O idioma continua a ser a maior barreira na altura de mudar de país e é esta a principal causa de problemas na chegada ao destino para 42% dos expatriados — que se sentiram indesejados no seu novo país por causa deste fator. França, Áustria, Dinamarca, República Checa e Alemanha foram os países em que o idioma ou a pronúncia mais foram apontados como problema na integração, com a nação francesa a mostrar-se menos aberta à diferença. De acordo com o mais recente estudo sobre o assunto, 62% dos estrangeiros em França sentiram-se mal-recebidos por causa da língua, algo que 15% dos inquiridos afirmam acontecer “frequentemente ou sempre” (contra a média de 7% a nível mundial). Aprender a língua nativa do país é sempre uma alternativa mas nem sempre é fácil para quem chega. Ainda assim, a percentagem de estrangeiros residentes a falar a língua do país que escolheram para melhorar já chega aos 24%. Os locais agradecem (e alguns até retribuem).

BEM-VINDOS A CASA

Portugal é o país com a melhor qualidade de vida do ranking elaborado pela InterNations e tornou-se também, na última edição do estudo internacional, o país que mais bem acolhe os expatriados. “Quase todos os residentes estrangeiros que vivem no país (94%) avaliam positivamente a atitude da população local em relação aos expatriados”, lê-se no inquérito anual “Expat Insider”, que aponta a “calorosa receção” nacional como motivo para que “mais de um terço dos expatriados em Portugal (36%) se sintam em casa quase de imediato”. Será mesmo assim? A verdade é que o trabalho conta com dados de cerca de 13 mil pessoas, oriundas de 188 países e territórios, e foi realizado pela maior rede mundial de pessoas que vivem e trabalham no exterior.
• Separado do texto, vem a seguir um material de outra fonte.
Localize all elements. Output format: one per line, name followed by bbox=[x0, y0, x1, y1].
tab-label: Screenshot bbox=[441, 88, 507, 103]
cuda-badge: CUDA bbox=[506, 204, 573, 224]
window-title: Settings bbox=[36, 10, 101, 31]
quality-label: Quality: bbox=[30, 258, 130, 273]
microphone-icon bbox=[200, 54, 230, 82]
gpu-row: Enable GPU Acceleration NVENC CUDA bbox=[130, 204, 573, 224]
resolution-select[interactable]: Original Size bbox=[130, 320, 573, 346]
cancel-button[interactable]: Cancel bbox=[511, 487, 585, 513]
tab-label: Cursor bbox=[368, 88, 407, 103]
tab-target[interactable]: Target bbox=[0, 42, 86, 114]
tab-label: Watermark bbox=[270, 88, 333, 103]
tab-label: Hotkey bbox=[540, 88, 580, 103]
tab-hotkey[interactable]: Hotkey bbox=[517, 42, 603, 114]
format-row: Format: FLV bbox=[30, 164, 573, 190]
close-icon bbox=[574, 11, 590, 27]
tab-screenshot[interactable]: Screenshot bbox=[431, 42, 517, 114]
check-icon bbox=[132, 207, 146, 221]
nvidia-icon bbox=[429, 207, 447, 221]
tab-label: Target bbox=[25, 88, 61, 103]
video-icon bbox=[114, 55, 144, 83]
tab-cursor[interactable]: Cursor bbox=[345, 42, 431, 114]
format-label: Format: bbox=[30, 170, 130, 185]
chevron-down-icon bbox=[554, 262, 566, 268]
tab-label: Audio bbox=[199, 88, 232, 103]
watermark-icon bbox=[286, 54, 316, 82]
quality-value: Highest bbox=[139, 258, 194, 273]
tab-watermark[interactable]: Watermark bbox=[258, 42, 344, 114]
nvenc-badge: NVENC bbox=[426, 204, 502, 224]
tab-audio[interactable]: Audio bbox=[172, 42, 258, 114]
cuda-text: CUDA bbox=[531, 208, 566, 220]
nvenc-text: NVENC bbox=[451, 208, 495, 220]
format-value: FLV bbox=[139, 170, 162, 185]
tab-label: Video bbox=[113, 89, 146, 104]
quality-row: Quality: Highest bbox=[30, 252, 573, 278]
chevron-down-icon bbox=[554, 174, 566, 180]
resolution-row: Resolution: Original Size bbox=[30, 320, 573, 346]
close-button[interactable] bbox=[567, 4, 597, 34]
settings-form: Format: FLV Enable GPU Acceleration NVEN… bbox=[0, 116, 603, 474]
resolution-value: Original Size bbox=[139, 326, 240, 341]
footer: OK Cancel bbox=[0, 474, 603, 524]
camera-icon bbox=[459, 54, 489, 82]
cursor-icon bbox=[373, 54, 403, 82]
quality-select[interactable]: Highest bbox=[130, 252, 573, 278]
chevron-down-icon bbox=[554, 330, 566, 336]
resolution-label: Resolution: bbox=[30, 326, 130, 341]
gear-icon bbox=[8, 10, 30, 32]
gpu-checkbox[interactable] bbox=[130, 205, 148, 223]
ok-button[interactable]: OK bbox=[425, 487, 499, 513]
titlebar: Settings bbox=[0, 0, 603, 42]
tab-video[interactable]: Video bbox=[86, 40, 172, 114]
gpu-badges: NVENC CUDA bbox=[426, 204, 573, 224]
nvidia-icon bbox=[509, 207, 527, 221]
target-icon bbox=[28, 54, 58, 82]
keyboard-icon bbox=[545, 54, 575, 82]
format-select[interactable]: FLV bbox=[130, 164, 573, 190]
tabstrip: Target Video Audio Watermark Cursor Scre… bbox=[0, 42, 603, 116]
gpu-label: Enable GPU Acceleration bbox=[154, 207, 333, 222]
A ligação aos residentes nacionais parece ser um dos fatores que levaram Portugal ao topo, com a grande maioria dos estrangeiros residentes (79%) a verem os portugueses como acolhedores e mais de metade (53%) a considerarem o povo português extrovertido. O sentimento de comunidade e partilha — “29% dos expatriados que vivem em Portugal têm como amigos os residentes locais (em oposição a 19% no resto mundo)”, expressa a InterNations — parece ter uma grande influência na adaptação dos novos residentes ao país, que após meio ano por terras lusas “começaram a sentir-se em casa no novo país de residência” (53%), quando a média global é de apenas 41%.
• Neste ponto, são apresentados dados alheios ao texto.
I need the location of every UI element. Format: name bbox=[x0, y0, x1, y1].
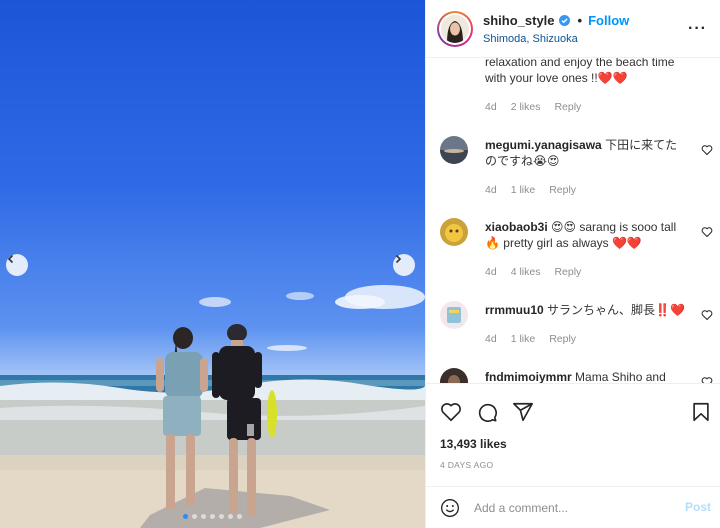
commenter-avatar[interactable] bbox=[440, 368, 468, 383]
comment-likes[interactable]: 1 like bbox=[511, 331, 536, 347]
reply-button[interactable]: Reply bbox=[554, 99, 581, 115]
comments-list[interactable]: relaxation and enjoy the beach time with… bbox=[426, 58, 720, 383]
header-separator: • bbox=[577, 13, 583, 28]
post-photo[interactable] bbox=[0, 0, 425, 528]
post-header: shiho_style • Follow Shimoda, Shizuoka ·… bbox=[426, 0, 720, 58]
slide-dot[interactable] bbox=[219, 514, 224, 519]
comment-text: relaxation and enjoy the beach time with… bbox=[485, 58, 675, 85]
comment-likes[interactable]: 1 like bbox=[511, 182, 536, 198]
commenter-avatar[interactable] bbox=[440, 301, 468, 329]
slide-dot[interactable] bbox=[228, 514, 233, 519]
commenter-avatar[interactable] bbox=[440, 218, 468, 246]
avatar-sunset bbox=[440, 136, 468, 164]
verified-badge-icon bbox=[558, 15, 570, 26]
post-details-panel: shiho_style • Follow Shimoda, Shizuoka ·… bbox=[425, 0, 720, 528]
avatar-illustration bbox=[440, 301, 468, 329]
emoji-smiley-icon[interactable] bbox=[440, 498, 460, 518]
add-comment-bar: Post bbox=[426, 486, 720, 528]
post-date: 4 DAYS AGO bbox=[440, 460, 494, 470]
avatar-portrait bbox=[441, 15, 469, 43]
commenter-username[interactable]: rrmmuu10 bbox=[485, 303, 544, 317]
like-comment-heart-icon[interactable] bbox=[701, 144, 713, 156]
commenter-username[interactable]: megumi.yanagisawa bbox=[485, 138, 602, 152]
comment-likes[interactable]: 2 likes bbox=[511, 99, 541, 115]
commenter-avatar[interactable] bbox=[440, 136, 468, 164]
slide-dot[interactable] bbox=[237, 514, 242, 519]
like-comment-heart-icon[interactable] bbox=[701, 226, 713, 238]
bookmark-icon[interactable] bbox=[690, 401, 712, 423]
chevron-right-icon bbox=[395, 254, 402, 264]
slide-dot[interactable] bbox=[183, 514, 188, 519]
previous-slide-button[interactable] bbox=[6, 254, 28, 276]
like-comment-heart-icon[interactable] bbox=[701, 309, 713, 321]
comment-text: サランちゃん、脚長‼️❤️ bbox=[547, 303, 685, 317]
comment-time: 4d bbox=[485, 101, 497, 113]
comment-continued: relaxation and enjoy the beach time with… bbox=[485, 58, 695, 115]
slide-indicator bbox=[0, 514, 425, 519]
commenter-username[interactable]: xiaobaob3i bbox=[485, 220, 548, 234]
like-comment-heart-icon[interactable] bbox=[701, 376, 713, 383]
comment-time: 4d bbox=[485, 333, 497, 345]
comment-likes[interactable]: 4 likes bbox=[511, 264, 541, 280]
post-comment-button[interactable]: Post bbox=[685, 500, 711, 514]
reply-button[interactable]: Reply bbox=[549, 182, 576, 198]
next-slide-button[interactable] bbox=[393, 254, 415, 276]
author-username[interactable]: shiho_style bbox=[483, 13, 555, 28]
likes-count[interactable]: 13,493 likes bbox=[440, 437, 507, 451]
comment-text: Mama Shiho and bbox=[575, 370, 666, 383]
post-location[interactable]: Shimoda, Shizuoka bbox=[483, 33, 578, 45]
add-comment-input[interactable] bbox=[474, 499, 664, 517]
more-options-icon[interactable]: ··· bbox=[688, 20, 707, 38]
slide-dot[interactable] bbox=[201, 514, 206, 519]
post-actions: 13,493 likes 4 DAYS AGO bbox=[426, 383, 720, 483]
avatar-person bbox=[440, 368, 468, 383]
chevron-left-icon bbox=[7, 254, 14, 264]
comment-time: 4d bbox=[485, 266, 497, 278]
share-send-icon[interactable] bbox=[512, 401, 534, 423]
slide-dot[interactable] bbox=[192, 514, 197, 519]
comment-time: 4d bbox=[485, 184, 497, 196]
profile-avatar[interactable] bbox=[437, 11, 473, 47]
slide-dot[interactable] bbox=[210, 514, 215, 519]
beach-scene bbox=[0, 285, 425, 528]
avatar-emoji bbox=[440, 218, 468, 246]
commenter-username[interactable]: fndmimoiymmr bbox=[485, 370, 572, 383]
follow-button[interactable]: Follow bbox=[588, 13, 629, 28]
comment-bubble-icon[interactable] bbox=[476, 401, 498, 423]
reply-button[interactable]: Reply bbox=[549, 331, 576, 347]
like-heart-icon[interactable] bbox=[440, 401, 462, 423]
reply-button[interactable]: Reply bbox=[554, 264, 581, 280]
A hospitalidade nacional é reconhecida além-fronteiras e o facto de o país estar na moda pode dar alguns pontos extra, mas é de uma grande conjugação de elementos que se chega a um resultado como este. A Portugal, único país europeu nos lugares cimeiros, seguem-se lugares tão diferentes como Taiwan, México, Camboja, Bahrain, Costa Rica, Omã, Colômbia, Vietname ou o Canadá, prova de que a hospitalidade não se encontra na semelhança. Está presente nas mais diversas culturas e lugares do mundo e pode ser vista nas mais diversas situações quotidianas. Os participantes do estudo avaliaram 43 diferentes aspetos da vida no exterior (numa escala de um a sete) e foi a partir destes dados que se chegou a várias conclusões sobre a vida fora de portas. Quase metade dos que se mudam para Portugal (47%) pondera ficar a viver no país para sempre. Já não é um país para inglês ver. É para estrangeiro viver.